Court again tosses E15 challenge on lack of standing
Source: Amanda Peterka, E&E reporter • Posted: Wednesday, October 22, 2014
The U.S. Court of Appeals for the District of Columbia Circuit today ruled that a coalition of oil and auto trade groups lacked legal standing to challenge regulations stemming from EPA’s decision to allow the gasoline to be used in cars with model years 2001 and newer.
The petitioners failed to establish standing “because they cannot show that their members have suffered or are threatened with suffering an injury in fact that is traceable to the regulation and redressable by a favorable decision,” the court wrote.
The court decided in the form of a per curiam ruling, which is used for cases judges don’t think deserve a formal opinion.
In their lawsuit, the American Petroleum Institute and a coalition of engine manufacturers arrayed under the Engine Products Group asked the circuit to vacate regulations issued by EPA to prevent engines incapable of running on E15 from being accidentally misfueled. But in oral arguments earlier this month, the challengers appeared more concerned about EPA’s approval of E15 in the first place (Greenwire, Oct. 6).

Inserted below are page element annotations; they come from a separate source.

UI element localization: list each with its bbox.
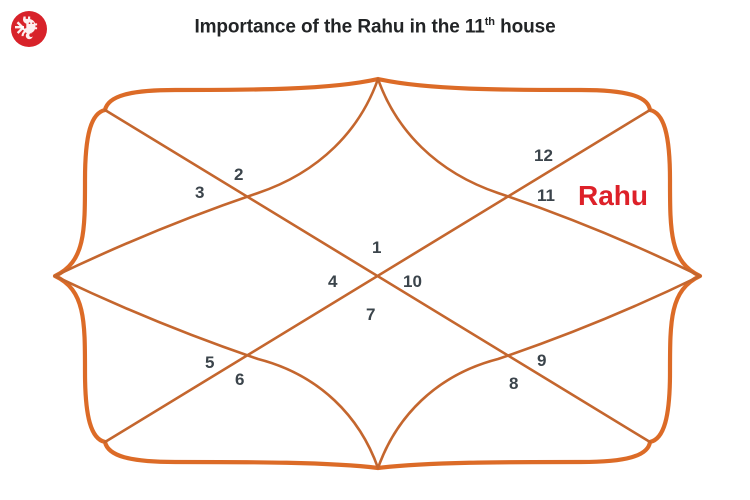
house-number-2: 2 bbox=[234, 166, 243, 183]
house-number-5: 5 bbox=[205, 354, 214, 371]
house-number-11: 11 bbox=[537, 187, 555, 204]
house-number-3: 3 bbox=[195, 184, 204, 201]
chart-page: Importance of the Rahu in the 11th house bbox=[0, 0, 750, 500]
house-number-8: 8 bbox=[509, 375, 518, 392]
planet-label-rahu: Rahu bbox=[578, 182, 648, 210]
house-number-10: 10 bbox=[403, 273, 422, 290]
house-number-6: 6 bbox=[235, 371, 244, 388]
house-number-7: 7 bbox=[366, 306, 375, 323]
house-number-9: 9 bbox=[537, 352, 546, 369]
house-number-12: 12 bbox=[534, 147, 553, 164]
chart-inner-diagonals bbox=[105, 110, 650, 442]
house-number-1: 1 bbox=[372, 239, 381, 256]
house-number-4: 4 bbox=[328, 273, 337, 290]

After the ethanol industry petitioned EPA to increase the amount of ethanol allowed in fuel from up to 10 percent, the agency approved E15 in October 2010 for cars from model years 2007 or later. In January 2011, EPA approved the fuel for use in models from 2001 to 2006.

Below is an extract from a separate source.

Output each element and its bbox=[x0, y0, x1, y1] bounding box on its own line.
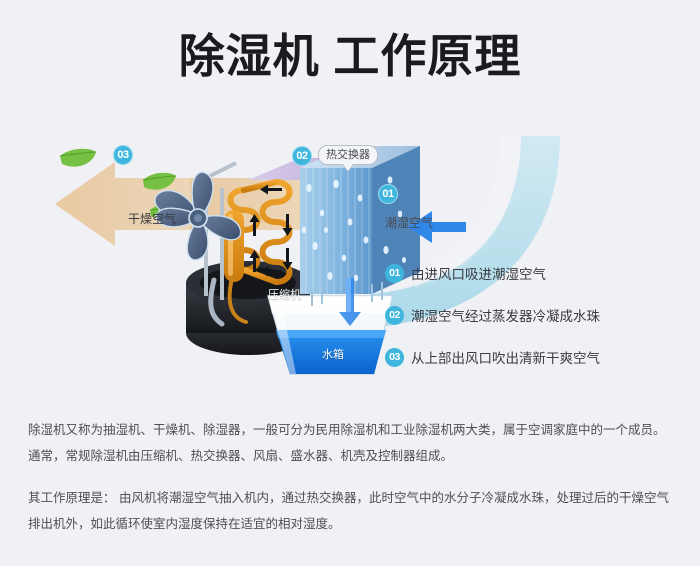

Two years ago, the appeals court upheld EPA’s approvals of E15, tossing an industry challenge also on the grounds that the petitioners lacked legal standing (Greenwire, Aug. 17, 2012). The Supreme Court later declined to take up the case.
The appeals court said today that the decision in that case, Grocery Manufacturers Association v. EPA, dictated that it dismiss this new challenge by oil and engine groups.
The American Petroleum Institute failed to show that any of its members actually sold E15 at gas stations, while the Engine Products Group could not offer evidence showing that sales of E15 had resulted in injuries such as warranty claims and product liability lawsuits, the court said in today’s three-page ruling.
The court also rebuffed industry’s argument that vehicle owners in some places will “have no choice” but to use E15 because of a lack of gasoline containing 10 percent ethanol, the fuel that makes up about 95 percent of the gasoline market today.
“EPG provides no evidence that E15 has displaced or is likely to displace E10 in such a way as to drive consumers to use E15 for want of adequate E10 supplies,” the court wrote.
There are 85 gas stations in 12 states selling E15, according to the Renewable Fuels Association.